Sarsaparilla root (Smilax regelli) is a perennial plant that is native to the rainforests of South America, Caribbean and the Jamaica. The herb belongs to the lily family. Root is the most common part of the sarsaparilla vine that is used for therapeutic purposes. This root has a pleasant fragrance and spicy sweet taste. One of the most important ingredients in sarsaparilla root are saponins, a chemical substance.
Conventionally, sarsaparilla root, as a tonic and blood purifier, and has been used for gonorrhea, syphilis, rheumatism, arthritis, fever, cough, gout, anorexia, liver protection, digestive disorders, wounds, psoriasis, eczema, skin disorders. Also, sarsaparilla includes beta-sitosterol which has anti-inflammatory effects.

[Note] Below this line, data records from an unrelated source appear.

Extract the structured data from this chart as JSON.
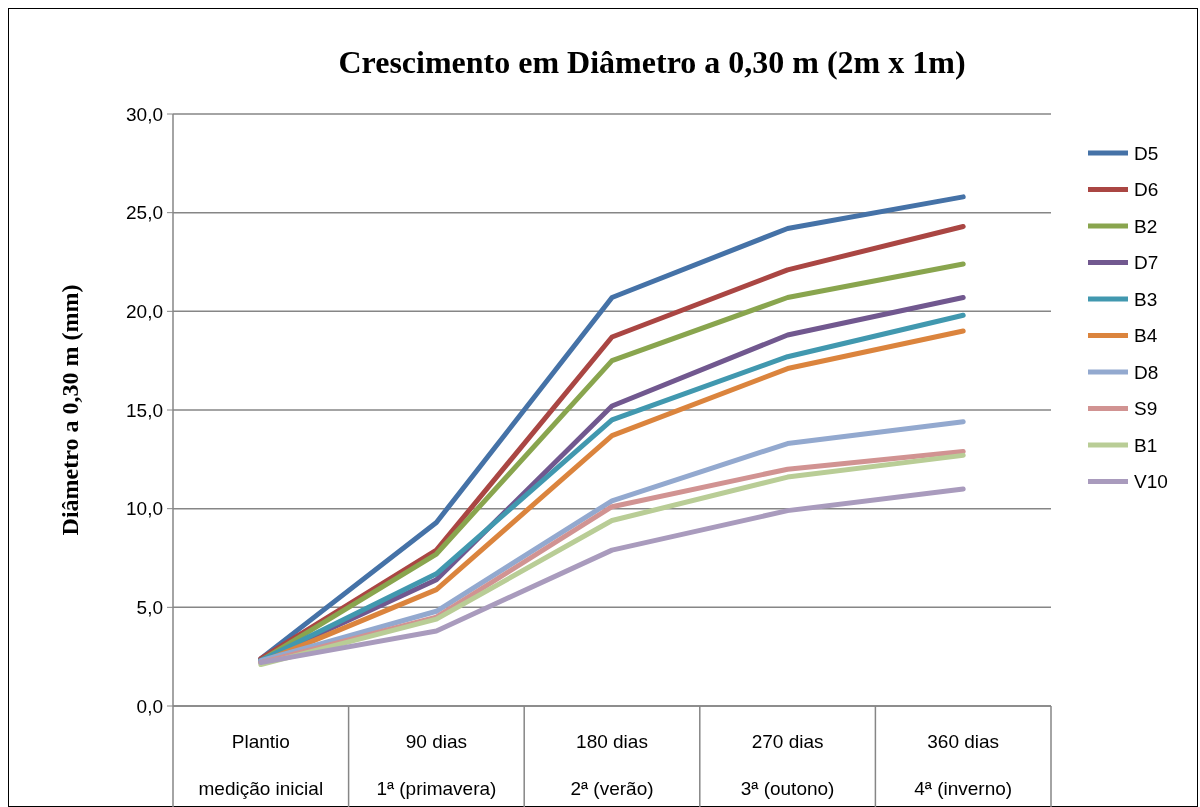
{
  "chart_data": {
    "type": "line",
    "title": "Crescimento em Diâmetro  a 0,30 m (2m x 1m)",
    "ylabel": "Diâmetro a 0,30 m (mm)",
    "categories": [
      "Plantio\nmedição inicial",
      "90 dias\n1ª (primavera)",
      "180 dias\n2ª (verão)",
      "270 dias\n3ª (outono)",
      "360 dias\n4ª (inverno)"
    ],
    "ylim": [
      0,
      30
    ],
    "yticks": [
      {
        "value": 0,
        "label": "0,0"
      },
      {
        "value": 5,
        "label": "5,0"
      },
      {
        "value": 10,
        "label": "10,0"
      },
      {
        "value": 15,
        "label": "15,0"
      },
      {
        "value": 20,
        "label": "20,0"
      },
      {
        "value": 25,
        "label": "25,0"
      },
      {
        "value": 30,
        "label": "30,0"
      }
    ],
    "grid": "y",
    "legend": "right",
    "marker": "none",
    "line_style": "solid",
    "series": [
      {
        "name": "D5",
        "color": "#4572a7",
        "values": [
          2.4,
          9.3,
          20.7,
          24.2,
          25.8
        ]
      },
      {
        "name": "D6",
        "color": "#aa4643",
        "values": [
          2.4,
          7.9,
          18.7,
          22.1,
          24.3
        ]
      },
      {
        "name": "B2",
        "color": "#89a54e",
        "values": [
          2.3,
          7.7,
          17.5,
          20.7,
          22.4
        ]
      },
      {
        "name": "D7",
        "color": "#71588f",
        "values": [
          2.3,
          6.4,
          15.2,
          18.8,
          20.7
        ]
      },
      {
        "name": "B3",
        "color": "#4198af",
        "values": [
          2.3,
          6.7,
          14.5,
          17.7,
          19.8
        ]
      },
      {
        "name": "B4",
        "color": "#db843d",
        "values": [
          2.2,
          5.9,
          13.7,
          17.1,
          19.0
        ]
      },
      {
        "name": "D8",
        "color": "#93a9cf",
        "values": [
          2.3,
          4.8,
          10.4,
          13.3,
          14.4
        ]
      },
      {
        "name": "S9",
        "color": "#d19392",
        "values": [
          2.2,
          4.5,
          10.1,
          12.0,
          12.9
        ]
      },
      {
        "name": "B1",
        "color": "#b9cd96",
        "values": [
          2.1,
          4.4,
          9.4,
          11.6,
          12.7
        ]
      },
      {
        "name": "V10",
        "color": "#a99bbd",
        "values": [
          2.2,
          3.8,
          7.9,
          9.9,
          11.0
        ]
      }
    ]
  }
}
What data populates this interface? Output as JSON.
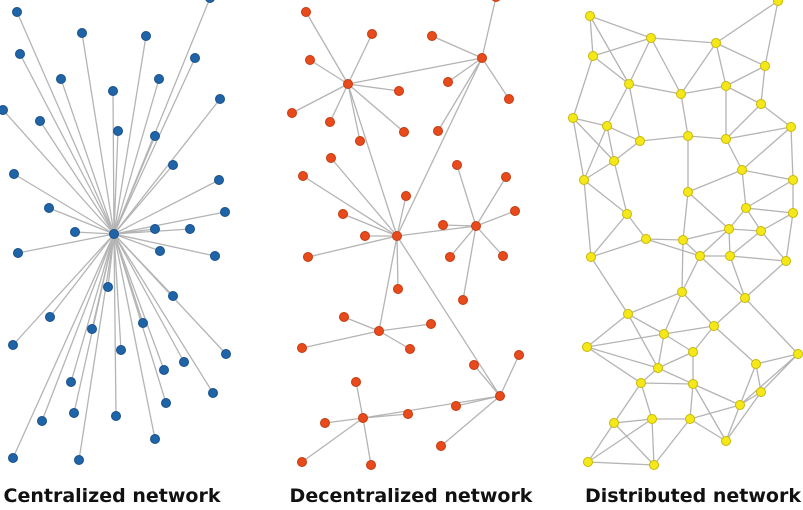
{
  "diagrams": [
    {
      "id": "centralized",
      "caption": "Centralized network",
      "node_color": "#2064a8",
      "node_stroke": "#18508a"
    },
    {
      "id": "decentralized",
      "caption": "Decentralized network",
      "node_color": "#e84a1c",
      "node_stroke": "#c23c12"
    },
    {
      "id": "distributed",
      "caption": "Distributed network",
      "node_color": "#f5e81a",
      "node_stroke": "#c9b800"
    }
  ]
}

This plant, used to treat syphilis in the 1800’s and was exported to Europe. From 1820 to 1910, was registered in the US Pharmacopoeia as a therapy for syphilis. Chinese researches indicate sarsaparilla root, in combination with other plants, was tested as a cure for syphilis. Clinical observations showed that smilax was effectual in approximately 90 percent of acute and 50 percent of chronic cases.
Smilax binds with toxins and is used to improve blood and liver functioning. The active chemicals of the sarsaparilla herb are its saponins, which help to reduce the body’s toxic load. It binds to toxins and causes them to be eliminated from the bowel readily.
Sarsaparilla is usually used in connection with psoriasis, eczema, and other skin problems. Specific root phytochemicals, have soothed psoriasis, probably by disabling bacterial components called endotoxins. Patients with psoriasis have been found to have high levels of endotoxins circulating in the bloodstream. A Chinese study shows a sarsaparilla formula is an effectual potential therapy for psoriasis. “The New England Journal of Medicine” reported study in 1942 showing that extract of sarsaparilla was effective in reducing psoriasis symptoms, 62 percent of the 92 participants studied demonstrated important development in their symptoms, while 18 percent showed complete removal of their psoriasis symptoms.